Erschienen am 23.12.2011

Neuer Landtag als Öko-Schloss

Freitag, 25. November 2011

Architekt Peter Kulka über die Kritiken der Knobelsdorff-Freunde und die Passivität der Stadt

Peter Kulka ist der Schlossarchitekt. Mit ihm sprachen Jan Bosschaart und Volkmar Klein über Potsdamer Debatten und Türen.

MAZ: Nach all dem Streit um Fenster, Türen, Dachneigungen und Kutschdurchfahrten – sind Sie froh, dass der Rohbau abgeschlossen ist?
Peter Kulka: Ich bin vor allem stolz, stellvertretend für die Bauleute. Es ist Halbzeit bei einem schwierigen Projekt. Modernisten würden jetzt aufhören, wir aber bauen das Gebäude zweimal, weil jetzt die Knobelsdorff-Fassade vor den Beton kommt. Sie macht den Landtag zum schönen Öko-Haus, das war beim Dresdner nicht möglich.

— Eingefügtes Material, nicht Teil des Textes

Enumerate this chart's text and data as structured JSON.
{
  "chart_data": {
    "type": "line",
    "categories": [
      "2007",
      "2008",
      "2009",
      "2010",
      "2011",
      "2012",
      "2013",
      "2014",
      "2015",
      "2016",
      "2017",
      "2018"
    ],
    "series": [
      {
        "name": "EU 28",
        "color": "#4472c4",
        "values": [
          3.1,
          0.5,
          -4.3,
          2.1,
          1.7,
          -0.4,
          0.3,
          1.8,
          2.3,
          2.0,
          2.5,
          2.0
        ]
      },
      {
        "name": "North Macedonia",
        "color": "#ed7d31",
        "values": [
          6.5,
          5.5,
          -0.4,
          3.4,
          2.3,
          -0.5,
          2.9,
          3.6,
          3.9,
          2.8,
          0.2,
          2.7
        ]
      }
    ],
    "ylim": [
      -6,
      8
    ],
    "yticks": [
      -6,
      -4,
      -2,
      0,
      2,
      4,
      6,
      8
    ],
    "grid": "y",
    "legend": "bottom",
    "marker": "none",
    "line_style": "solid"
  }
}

Sehr diplomatisch. Aber haben Sie diesen Grad an öffentlichem Interesse, auch an Einmischung schon erlebt?
Kulka: Wir machen das Beste aus der Schizophrenie: außen historisch, innen modern mit höchsten Anforderungen an Sicherheits- und Energiestandards. Die Kritiker haben über einen halben Zentimeter Fenstersprossen diskutiert, aber wenn die Skater auf die Rampe am Plenarsaal fahren und sich die Nasen an den Scheiben plattdrücken können, muss man an die Sicherheit der Abgeordneten denken. Wir verbauen hier gigantisch dickes und schweres Glas. Mit dem isolierten Blick auf die Fassade ist die Gesamtaufgabe nicht zu meistern. Hier sind Laien überfordert. Für die zweite Halbzeit wünsche ich mir daher mehr Vertrauen einiger Bürger, dass wir hier die Richtigen sind.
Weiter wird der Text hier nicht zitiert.